On Monday the National Coalition of Anti-Violence Programs released a report showing anti-LGBT hate homicides have been rising since the last months of the 2016 election cycle.
Even excluding the horrific mass shooting at Pulse, an Orlando nightclub, 2016 saw 28 hate-driven homicides of LGBT people, the most of any year since 2012. There were nearly twice as many such homicides last year.
In 2017, NCAVP recorded reports of 52 hate violence related homicides of LGBTQ people, the highest number ever recorded by NCAVP. This number represents an 86% increase in single incident reports from 2016.In 2017, there was the equivalent of one homicide of an LGBTQ person in the U.S. each week.

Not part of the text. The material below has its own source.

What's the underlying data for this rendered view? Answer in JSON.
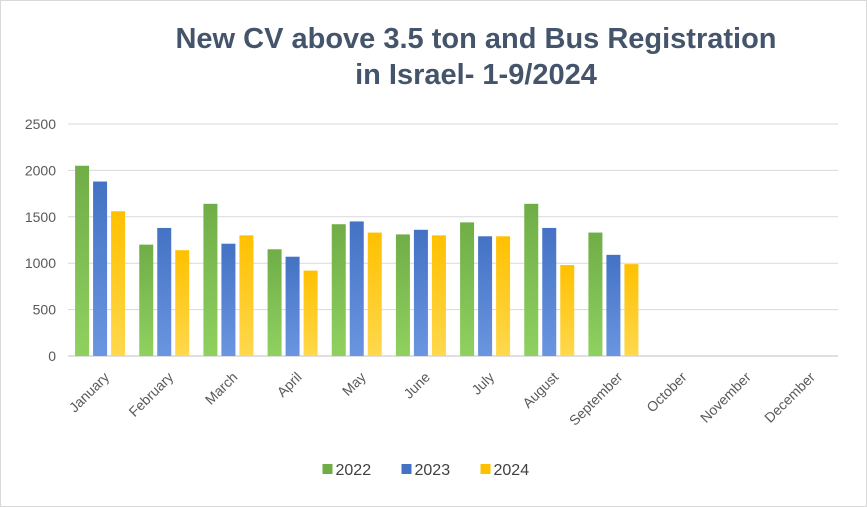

Comprised of 40 community-based groups, and led by Beverly Tillery, the National Coalition of Anti-Violence Programs attributes the rise in anti-LGBT homicides, at least in part, to President Donald J. Trump.
President Donald “Trump won the election by saying it was time to take back America for people feeling pushed out by LGBTQ people, immigrants and people of color,” Tillery told HuffPost.
“It was a tactical move to attack those communities,” she added. “It worked, and there are more instances of violence because the climate in the country has changed. It has given an opening for people to feel like they can commit acts of hate-based violence without much repercussion.”
Violence has always affected certain LGBT populations more than others. Most of 2017’s victims were queer cisgender men or transgender women; people of color were, as always, disproportionately represented. Altogether, of the 52 people killed in anti-LGBT hate homicides in 2017, 22 were transgender women of color.
The National Coalition of Anti-Violence Programs also tracks anti-LGBT hate-based violence overall. These incidents, too, the organization says, have increased.
“There are many people in the community who are feeling impacted right now, whether by experiencing more violence directly or knowing people who have experienced violence,” Tillery said. “People are feeling targeted because of actions of the Trump administration, which are trying to take us back in terms of LGBTQ rights and safety.”
Tillery added: “I don’t know whether all this is based on Trump’s beliefs or not, but at this point, it feels hard to imagine it’s not.”
NCAVP will release a second report later this year on overall violence against members of the LGBT community.